- Directed by: Jakov Sedlar
- Written by: Ivan Aralica
- Based on: Četverored by Ivan Aralica
- Produced by: Jakov Sedlar
- Starring: Ivan Marević Ena Begović
- Cinematography: Igor Sunara
- Edited by: Zdravko Borko Ivica Drnić
- Music by: Zlatko Tanodi
- Release date: 7 December 1999;
- Running time: 136 minutes
- Country: Croatia
- Language: Croatian

= Četverored =

1999 film

Četverored is 1999 Croatian drama war film directed by Jakov Sedlar. Based on the novel of the same name by Ivan Aralica, the plot of the film deals with the Bleiburg massacre. It was the first film to deal with the subject, formerly a taboo topic under the Communist government. Četverored was aired on television only a week after its theatrical release in Zagreb, in what was characterised by part of the public as an electoral ploy to support the ruling Croatian Democratic Union (HDZ), which subsequently lost the 2000 elections.

== Plot ==

The film shows the atmosphere in Zagreb before the arrival of the Yugoslav Partisans and focuses on the fate of a group of actors of the Croatian National Theatre in Zagreb who decide to go into exile with parts of the defeated Croatian Home Guard. Their fates intertwine with the fates of soldiers and civilians on the way to Bleiburg, following the ever-increasing uncertainty into which they go, the complete anarchy that follows the retreat and the cruel confrontations that occur between individual military leaders blinded by hatred and defeat. In the second part of the chronicle, after the surrender and capture on the Bleiburg field, the refugees go through a harsh captivity on the Way of the Cross, where they are tormented by hunger and thirst, and death lurks at every step.

==Cast==
- Ivan Marević as Ivan Telebar
- Ena Begović as Mirta Mešog. This was Begović's last film role before her death in a car accident in August 2000.
- Goran Navojec as Baja Mešog
- Nadežda Perišić-Nola as Marguerita
- Zvonimir Zoričić as Zlatko Trlin
- Nada Abrus as Malvina
- Boris Buzančić as Senjak
- Mia Oremović as Gost
- Filip Šovagović as poručnik Hunjeta
- Tamara Garbajs as Magdalena
- Zoran Čubrilo as "Crnac" na motoru
- Vera Zima as nadstojnica časne službe
- Dejan Aćimović as Šaban
- Hrvoje Klobučar as tupi domobran
- Ante Čedo Martinić as Ante Moškov
- Luka Peroš

==Critical reception==
The Croatian Cinema Database website's entry for the movie gave the film a largely negative review, writing that screenwriter Ivan Aralica and director Jakov Sedlar "turned the film into an expression of caricatured intolerance towards (Serbian and Montenegrin) Partisans" and that its "hate speech and utter nonsense" overshadowed any potential it might've had.
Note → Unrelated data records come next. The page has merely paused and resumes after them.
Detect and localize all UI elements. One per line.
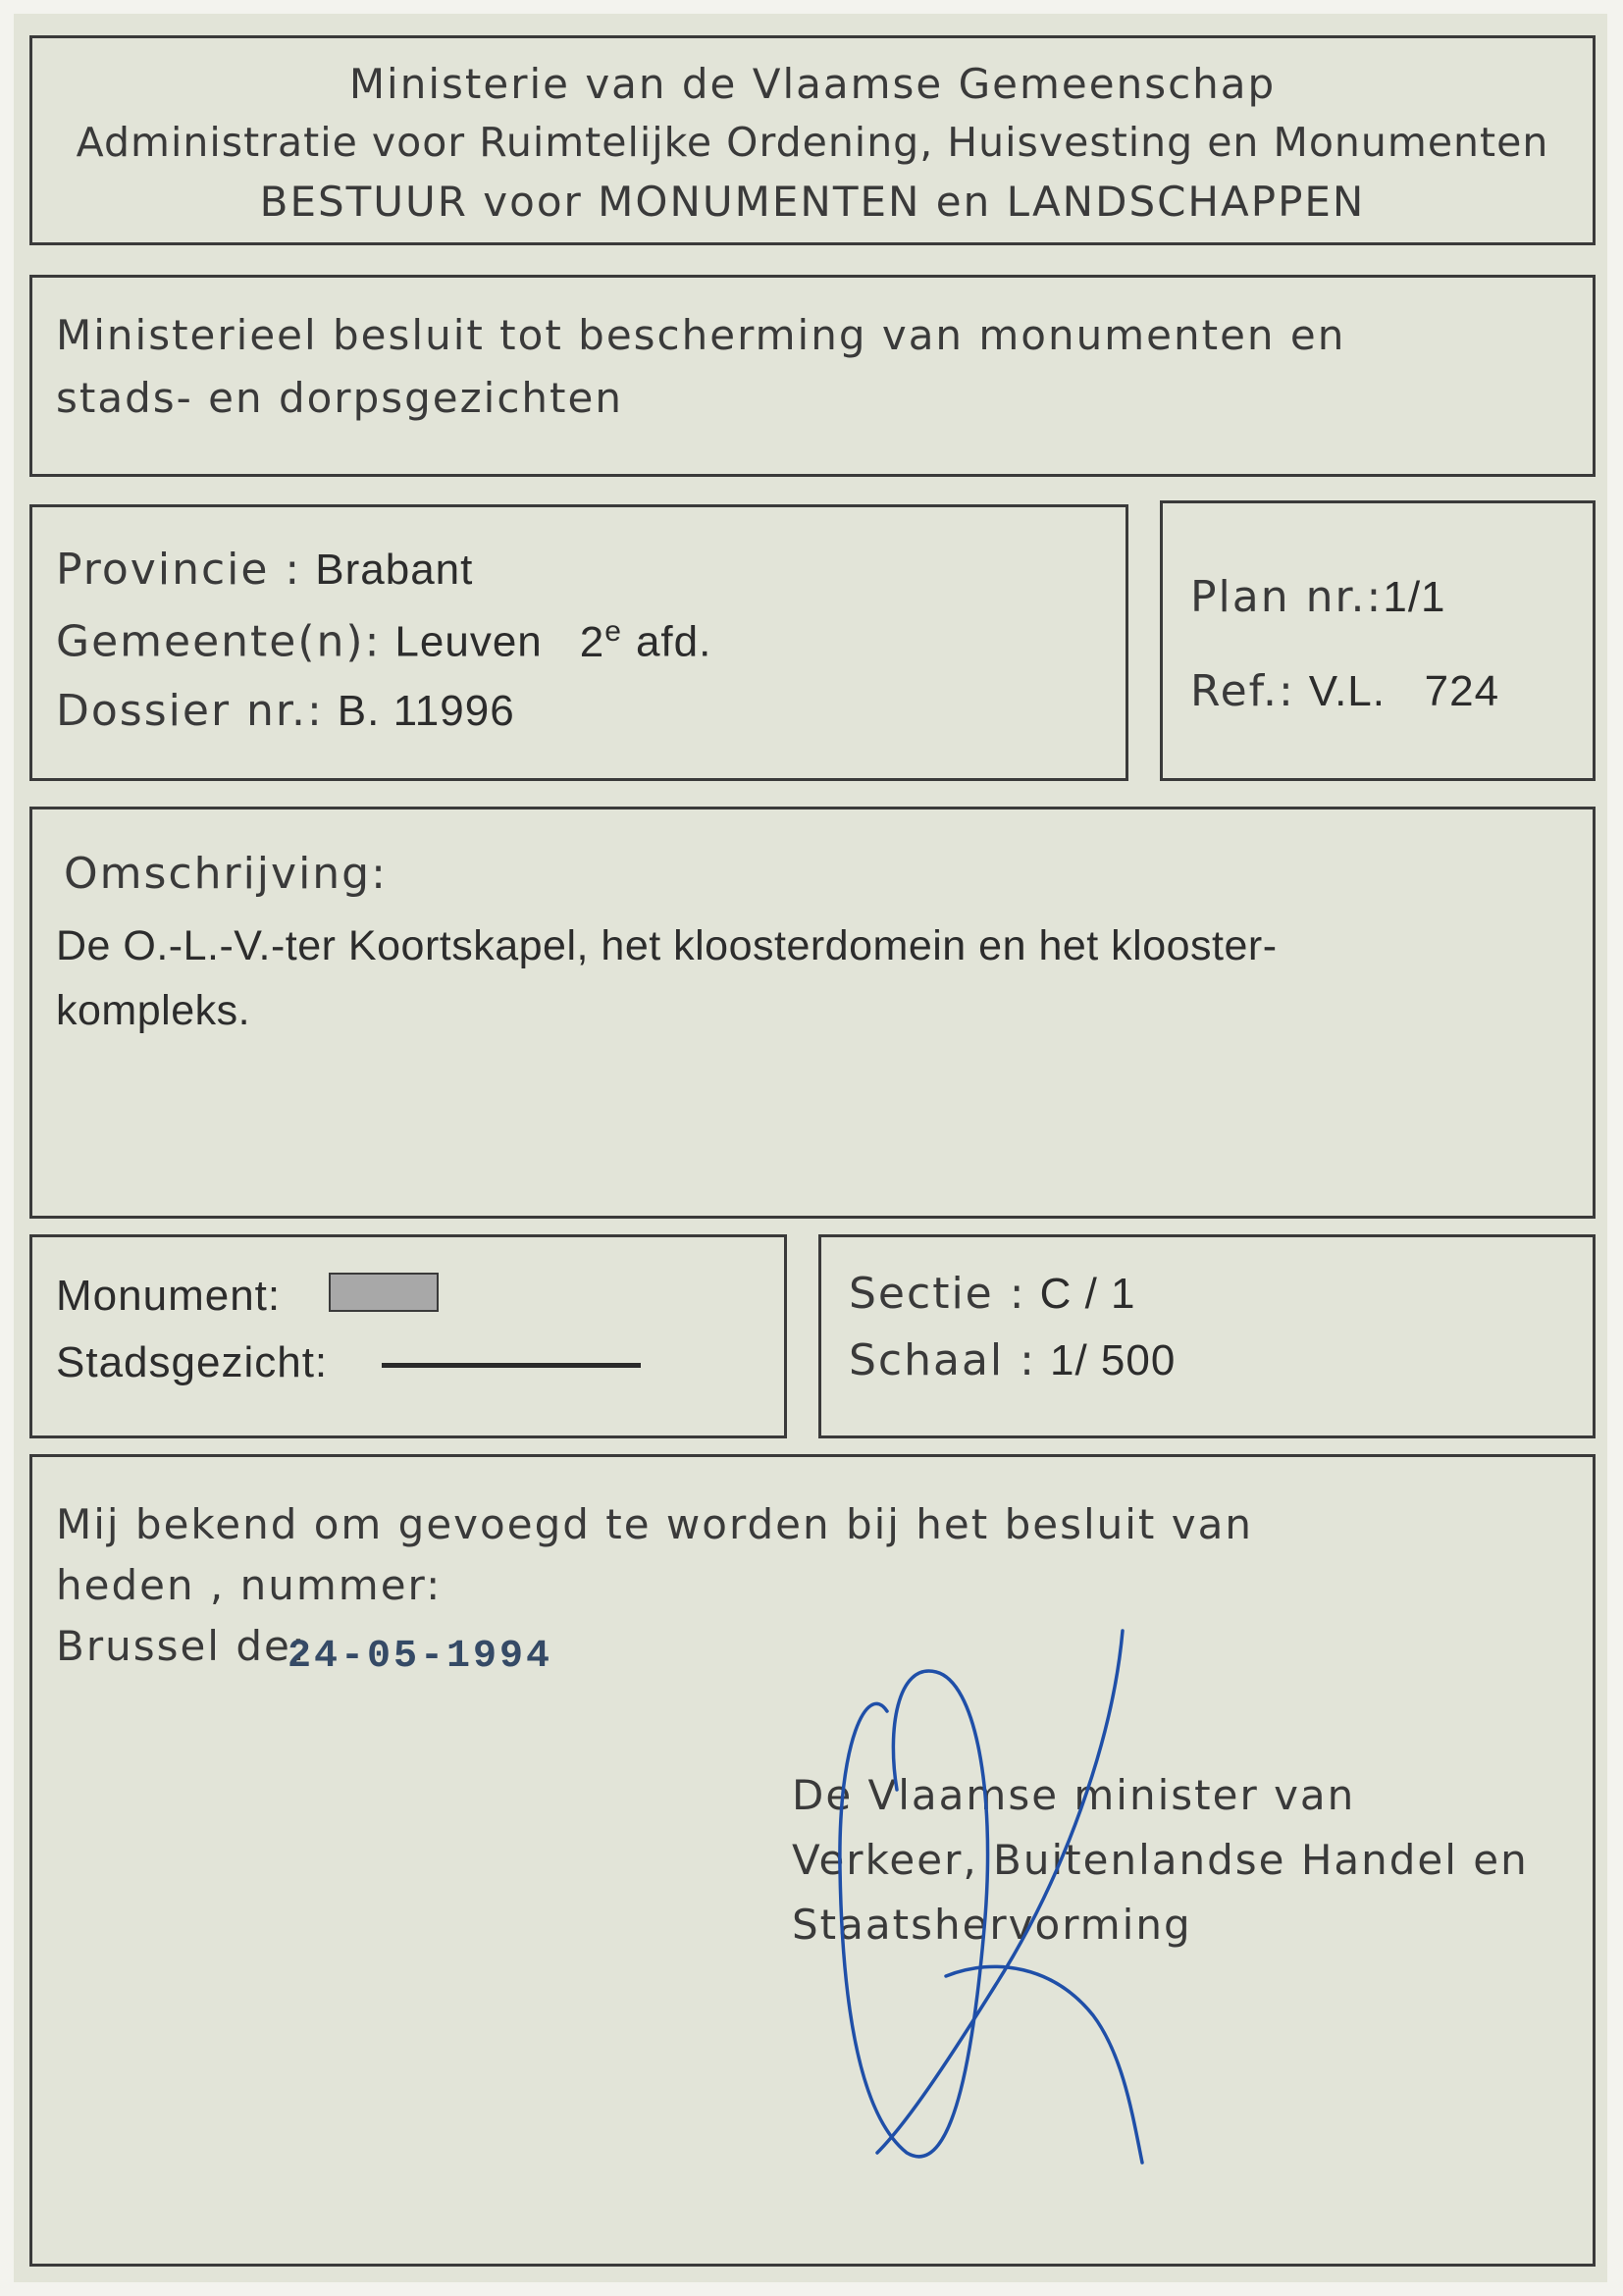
- ref-value: V.L. 724: [1308, 667, 1500, 715]
- sectie-row: [849, 1269, 1136, 1319]
- plan-row: [1190, 572, 1446, 622]
- approval-box: [29, 1454, 1596, 2267]
- description-line2: kompleks.: [56, 987, 251, 1034]
- gemeente-row: [56, 615, 712, 667]
- location-box: [29, 504, 1128, 781]
- dossier-label: Dossier nr.:: [56, 686, 324, 736]
- ref-row: [1190, 666, 1500, 716]
- document-sheet: [14, 14, 1607, 2282]
- schaal-label: Schaal :: [849, 1335, 1036, 1385]
- monument-swatch: [329, 1273, 439, 1312]
- provincie-label: Provincie :: [56, 545, 302, 595]
- ref-label: Ref.:: [1190, 666, 1295, 716]
- decree-title-line2: stads- en dorpsgezichten: [56, 374, 623, 422]
- gemeente-value: Leuven: [394, 617, 543, 666]
- decree-box: [29, 275, 1596, 477]
- ministry-name: Ministerie van de Vlaamse Gemeenschap: [348, 60, 1277, 108]
- gemeente-afd-number: 2: [579, 617, 605, 666]
- plan-box: [1160, 500, 1596, 781]
- description-box: [29, 807, 1596, 1219]
- brussel-label: Brussel de:: [56, 1622, 307, 1670]
- schaal-value: 1/ 500: [1049, 1336, 1177, 1384]
- description-line1: De O.-L.-V.-ter Koortskapel, het kloosterdomein en het klooster-: [56, 922, 1278, 969]
- date-stamp: 24-05-1994: [288, 1635, 553, 1679]
- sectie-label: Sectie :: [849, 1269, 1026, 1319]
- provincie-row: [56, 545, 474, 595]
- dossier-row: [56, 686, 515, 736]
- stadsgezicht-line: [382, 1363, 641, 1368]
- plan-value: 1/1: [1383, 573, 1446, 621]
- schaal-row: [849, 1335, 1177, 1385]
- legend-box: [29, 1234, 787, 1438]
- department-name: BESTUUR voor MONUMENTEN en LANDSCHAPPEN: [259, 178, 1366, 226]
- gemeente-label: Gemeente(n):: [56, 616, 382, 667]
- approval-line2: heden , nummer:: [56, 1561, 443, 1609]
- description-label: Omschrijving:: [64, 849, 388, 899]
- minister-title-line3: Staatshervorming: [792, 1901, 1192, 1949]
- dossier-value: B. 11996: [337, 687, 515, 735]
- approval-line1: Mij bekend om gevoegd te worden bij het besluit van: [56, 1500, 1253, 1548]
- sectie-value: C / 1: [1039, 1270, 1136, 1318]
- minister-title-line2: Verkeer, Buitenlandse Handel en: [792, 1836, 1529, 1884]
- section-box: [818, 1234, 1596, 1438]
- monument-label: Monument:: [56, 1272, 282, 1320]
- gemeente-afd-text: afd.: [635, 617, 712, 666]
- plan-label: Plan nr.:: [1190, 572, 1384, 622]
- administration-name: Administratie voor Ruimtelijke Ordening, Huisvesting en Monumenten: [76, 119, 1549, 166]
- header-box: [29, 35, 1596, 245]
- decree-title-line1: Ministerieel besluit tot bescherming van monumenten en: [56, 311, 1346, 359]
- gemeente-afd-sup: e: [604, 615, 622, 648]
- minister-title-line1: De Vlaamse minister van: [792, 1771, 1356, 1819]
- provincie-value: Brabant: [315, 546, 474, 594]
- stadsgezicht-label: Stadsgezicht:: [56, 1338, 329, 1386]
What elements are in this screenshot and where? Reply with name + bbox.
Historian Jelena Batinić argued that, despite the film's high production value and prominent Croatian actors, it "rarely rises above the level of a propaganda pamphlet with crude ethnic stereotyping" for portraying the mostly Serb Partisans as vicious murderers and Croat prisoners as innocent victims.

Professor Dijana Jelača of Brooklyn College listed Četverored as among the post-Yugoslav nationalist revisionist films which use events of the past, reconstructing them in order to "warn generations to come" of the never-ending threats to nationhood. In this case, Jelača argued communism was presented as being on equal footing, if not worse, than fascism. Film scholar Dino Murtić described the film as "perhaps the most inglorious example of the cinema of self-victimisation" made during the 1990s as Yugoslavia had disintegrated.